Mexique95’000 disparus: l’ONU critique «l’inefficacité» des autorités
Un comité des Nations unies a finalisé un voyage de 10 jours au Mexique par un constat sans appel: l’impunité domine dans les affaires de disparitions forcées.
Un comité des Nations unies contre les disparitions forcées a dénoncé «l’inefficacité» des autorités pour enquêter sur les quelque 95’000 personnes portées disparues au Mexique, ainsi que «l’impunité» dont jouissent les auteurs de ces enlèvements et assassinats souvent liés au trafic de drogue. «Nous regrettons de constater qu’il y a toujours des disparitions généralisées sur une grande partie du territoire de l’Etat pour lesquelles, comme nous le signalions dès 2015, prédomine l’impunité», a déclaré à la presse la représente du comité onusien Carmen Rosa Villa, vendredi à l’issue d’une visite au Mexique d’une dizaine de jours.
Plus d’une centaine de personnes aurait disparu «pendant notre séjour», a ajouté la représentante du comité arrivé mi-novembre à Mexico.
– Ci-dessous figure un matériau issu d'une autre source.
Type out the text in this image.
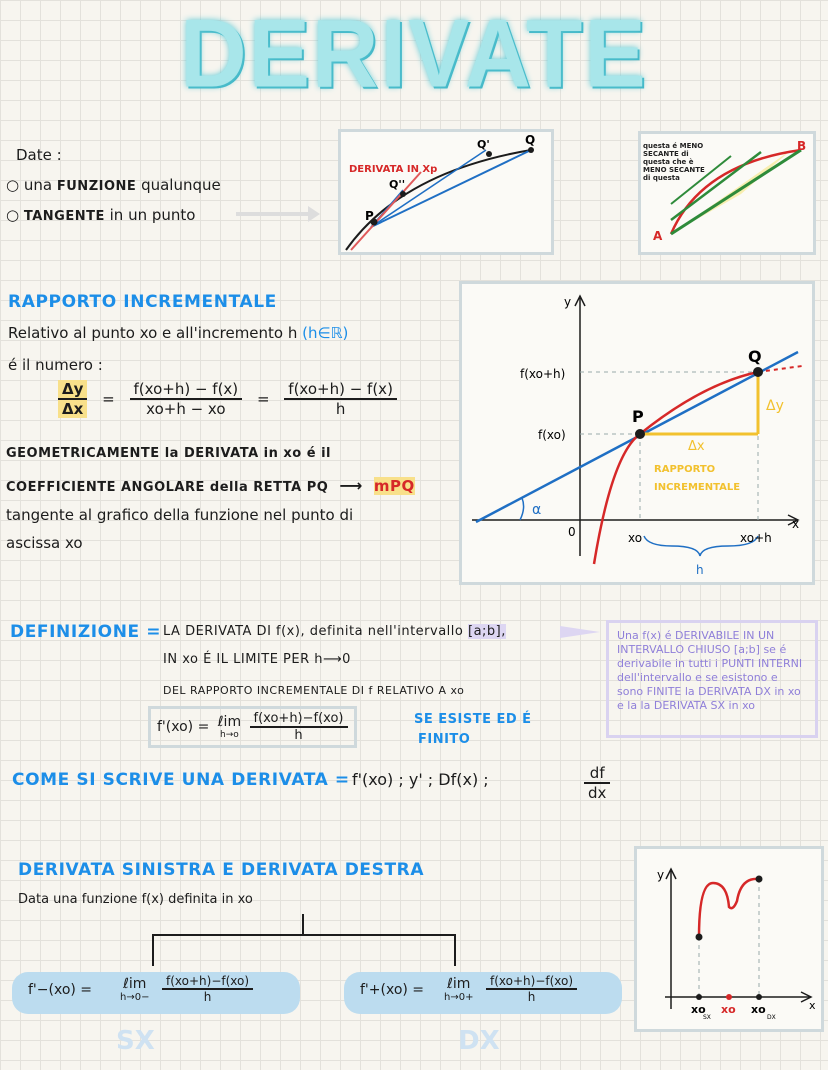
DERIVATE
Date :
○ una FUNZIONE qualunque
○ TANGENTE in un punto
DERIVATA IN Xp
P
Q''
Q'	Q
A
B
questa é MENO SECANTE di questa che è MENO SECANTE di questa
RAPPORTO INCREMENTALE
Relativo al punto xo e all'incremento h (h∈ℝ)
é il numero :
$\frac{\Delta y}{\Delta x} = \frac{f(xo+h) - f(x)}{xo+h - xo} = \frac{f(xo+h) - f(x)}{h}$
GEOMETRICAMENTE la DERIVATA in xo é il
COEFFICIENTE ANGOLARE della RETTA PQ ⟶ mPQ
tangente al grafico della funzione nel punto di
ascissa xo
y
x
0
f(xo+h)
f(xo)
P
Q
Δx
Δy
RAPPORTO
INCREMENTALE
α
xo	xo+h
h
DEFINIZIONE = LA DERIVATA DI f(x), definita nell'intervallo [a;b],
IN xo É IL LIMITE PER h⟶0
DEL RAPPORTO INCREMENTALE DI f RELATIVO A xo
f'(xo) = ℓim
h→o
$\frac{f(xo+h)-f(xo)}{h}$	SE ESISTE ED É
FINITO
Una f(x) é DERIVABILE IN UN INTERVALLO CHIUSO [a;b] se é derivabile in tutti i PUNTI INTERNI dell'intervallo e se esistono e sono FINITE la DERIVATA DX in xo e la la DERIVATA SX in xo
COME SI SCRIVE UNA DERIVATA = f'(xo) ; y' ; Df(x) ;	$\frac{df}{dx}$
DERIVATA SINISTRA E DERIVATA DESTRA
Data una funzione f(x) definita in xo
f'−(xo) = ℓim
$h\to 0- \frac{f(xo+h)-f(xo)}{h}$	f'+(xo) = ℓim
$h\to 0+ \frac{f(xo+h)-f(xo)}{h}$
SX	DX
y
x
xo
SX
xo xo
DX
Au total 95’121 personnes figurent au Registre national des personnes disparues et non-localisées. Le comité onusien a critiqué «l’inefficacité» des enquêtes ainsi que «l’arbitraire» des décisions du parquet dans les affaires de disparition, dans un pays où les forces de sécurité et la justice sont suspectées d’être infiltrées par les réseaux criminels du trafic de drogue dans plusieurs des 32 états.
Politique nationale nécessaire
Le Mexique doit adopter «une politique nationale de prévention pour éradiquer les disparitions, une politique qui implique toutes les autorités et qui rende effectif le droit des victimes à la vérité, la justice et aux réparations», a déclaré le comité onusien, qui visitait le Mexique pour la première fois. Le comité a estimé que cette première visite marquait une «ouverture» au soutien international de la part du président Andres Manuel Lopez Obrador, au pouvoir depuis fin 2018.
Le nombre des disparitions a explosé autant que les assassinats à partir de 2006, quand l’ex-président Felipe Calderon déclara la guerre totale au narco-trafic. «Le crime organisé reste une des causes principales des disparitions», note Laura Atuesta du Centre d’enquête et d’expertise économique (Cide), dans un grand reportage sur les disparus au Mexique que l’AFP publiera lundi.
Des charniers existent dans le nord du pays, d’après la Commission nationale des recherches (CNB) qui estime par exemple que 500 kilos de restes humains ont été retrouvés depuis 2017 près de Matamoros à la frontière avec le Texas. A Guadalajara deuxième ville du pays, un carrefour a été rebaptisé rond-point des disparus, avec des photos de jeunes gens qui manquent à l’appel. Guadalajara est le chef-lieu du Jalisco, l’état le plus frappé par les disparitions forcées (plus de 12’000). Il s’agit d’un Etat où sont présents les cartels les plus puissants du pays (Jalisco Nouvelle génération et Sinaloa).